The question becomes how do you live your truth and handle the pressures that cause us to be knocked off of our path? The answer is that we have to remain true to ourselves and accept that we may have people leave our lives or that we may have to walk away from some to truly be happy. For me, the reality that I would be disappointing people I cared about was a trap that had kept me in that wrong path because I put my own self worth in what others thought of me and how they viewed me. What I realized was that I was much happier once I stopped trying to not disappoint people because I was unhappy that I was disappointing myself. Life didn’t get easier but is was easier to deal with the difficult moments when I was living my truth because I knew I was living as my authentic self.

I do not fit the image one would expect of someone in my profession. I am a professional with ethics and integrity but I have multi colored hair and dress professionally as I am comfortable not the “uniform” that I was raised to wear to be respected and accepted. There are still moments that I find myself hearing “Bob”, that is the name I have for the little guy of self doubt that tries to push me back off my path, and I start to have those moments of life might be easier if I ….. Let’s face it, no one is perfect and we all have those moments of self doubt but I then tell him to shut up and remind myself of what I have now that is too valuable to loose again. My confidence in myself and my inner peace is worth more to my own mental health and wellness than anything that “Bob” tries to get me to leave my path for. At the end of my leadership training journey, we were each asked to write what came to mind when we thought of a person and were asked to write them down. Those little pieces of paper sit on my desk because they are the proof that people know me for who I truly am. Those little pieces of paper contain words like, “such a genuine human”, “you are authentic”, “kind”, “easy to talk to”, “a kind leader” and others that remind me that in the 9 months of that journey there were 12 people who saw me in my truth and liked me for me.

Life is challenging and for those who are afraid to live in their truth it can be very unhappy and unfulfilling.
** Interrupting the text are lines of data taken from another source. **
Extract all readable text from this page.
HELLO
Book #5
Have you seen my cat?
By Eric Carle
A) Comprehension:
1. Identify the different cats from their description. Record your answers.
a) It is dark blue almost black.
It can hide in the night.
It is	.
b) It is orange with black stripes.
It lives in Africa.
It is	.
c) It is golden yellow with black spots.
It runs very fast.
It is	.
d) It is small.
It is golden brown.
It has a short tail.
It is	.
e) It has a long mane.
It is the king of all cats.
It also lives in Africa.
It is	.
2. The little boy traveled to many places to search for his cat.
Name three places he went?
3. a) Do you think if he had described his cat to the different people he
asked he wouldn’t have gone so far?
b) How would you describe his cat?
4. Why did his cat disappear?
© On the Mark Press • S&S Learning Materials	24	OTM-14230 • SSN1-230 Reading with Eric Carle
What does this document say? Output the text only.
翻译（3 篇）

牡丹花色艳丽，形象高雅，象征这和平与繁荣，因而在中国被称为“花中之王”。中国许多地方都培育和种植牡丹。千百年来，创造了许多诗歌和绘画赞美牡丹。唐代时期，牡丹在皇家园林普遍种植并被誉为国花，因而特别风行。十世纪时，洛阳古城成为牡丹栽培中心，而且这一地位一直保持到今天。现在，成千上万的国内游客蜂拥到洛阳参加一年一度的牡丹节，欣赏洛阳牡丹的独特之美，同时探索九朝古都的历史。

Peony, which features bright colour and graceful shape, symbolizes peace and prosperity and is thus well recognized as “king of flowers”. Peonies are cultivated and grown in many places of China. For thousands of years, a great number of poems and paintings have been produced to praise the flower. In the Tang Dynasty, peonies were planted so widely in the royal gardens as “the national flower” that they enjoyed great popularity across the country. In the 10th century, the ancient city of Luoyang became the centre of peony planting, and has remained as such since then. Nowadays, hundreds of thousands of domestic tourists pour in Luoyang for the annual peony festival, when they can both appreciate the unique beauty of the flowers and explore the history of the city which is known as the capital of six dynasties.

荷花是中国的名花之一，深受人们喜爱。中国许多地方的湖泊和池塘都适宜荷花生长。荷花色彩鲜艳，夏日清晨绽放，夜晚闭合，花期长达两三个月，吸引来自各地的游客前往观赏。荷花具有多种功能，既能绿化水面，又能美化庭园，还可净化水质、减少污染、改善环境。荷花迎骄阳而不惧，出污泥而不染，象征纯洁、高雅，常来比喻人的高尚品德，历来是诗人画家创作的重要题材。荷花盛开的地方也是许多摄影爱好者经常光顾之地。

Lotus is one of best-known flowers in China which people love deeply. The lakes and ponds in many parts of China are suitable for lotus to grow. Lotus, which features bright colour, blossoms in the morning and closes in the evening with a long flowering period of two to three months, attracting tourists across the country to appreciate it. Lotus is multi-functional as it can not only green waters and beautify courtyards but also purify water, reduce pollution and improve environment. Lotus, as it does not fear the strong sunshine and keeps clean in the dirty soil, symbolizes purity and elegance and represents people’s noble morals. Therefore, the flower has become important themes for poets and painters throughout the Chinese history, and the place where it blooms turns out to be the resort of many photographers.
We all want to be accepted and live a life of purpose but it is easier than we think to be diverted off of our truth path in life by what other people want or to try to fit an image that we think is what will make us acceptable in society. What we do not realize is the mental toll this places on each of us and the strain it can place on our families and friends because if we are not true to ourselves then how can we be true to the people we love and care about the most? Isn’t that enough to encourage us to be brave and live in our truth?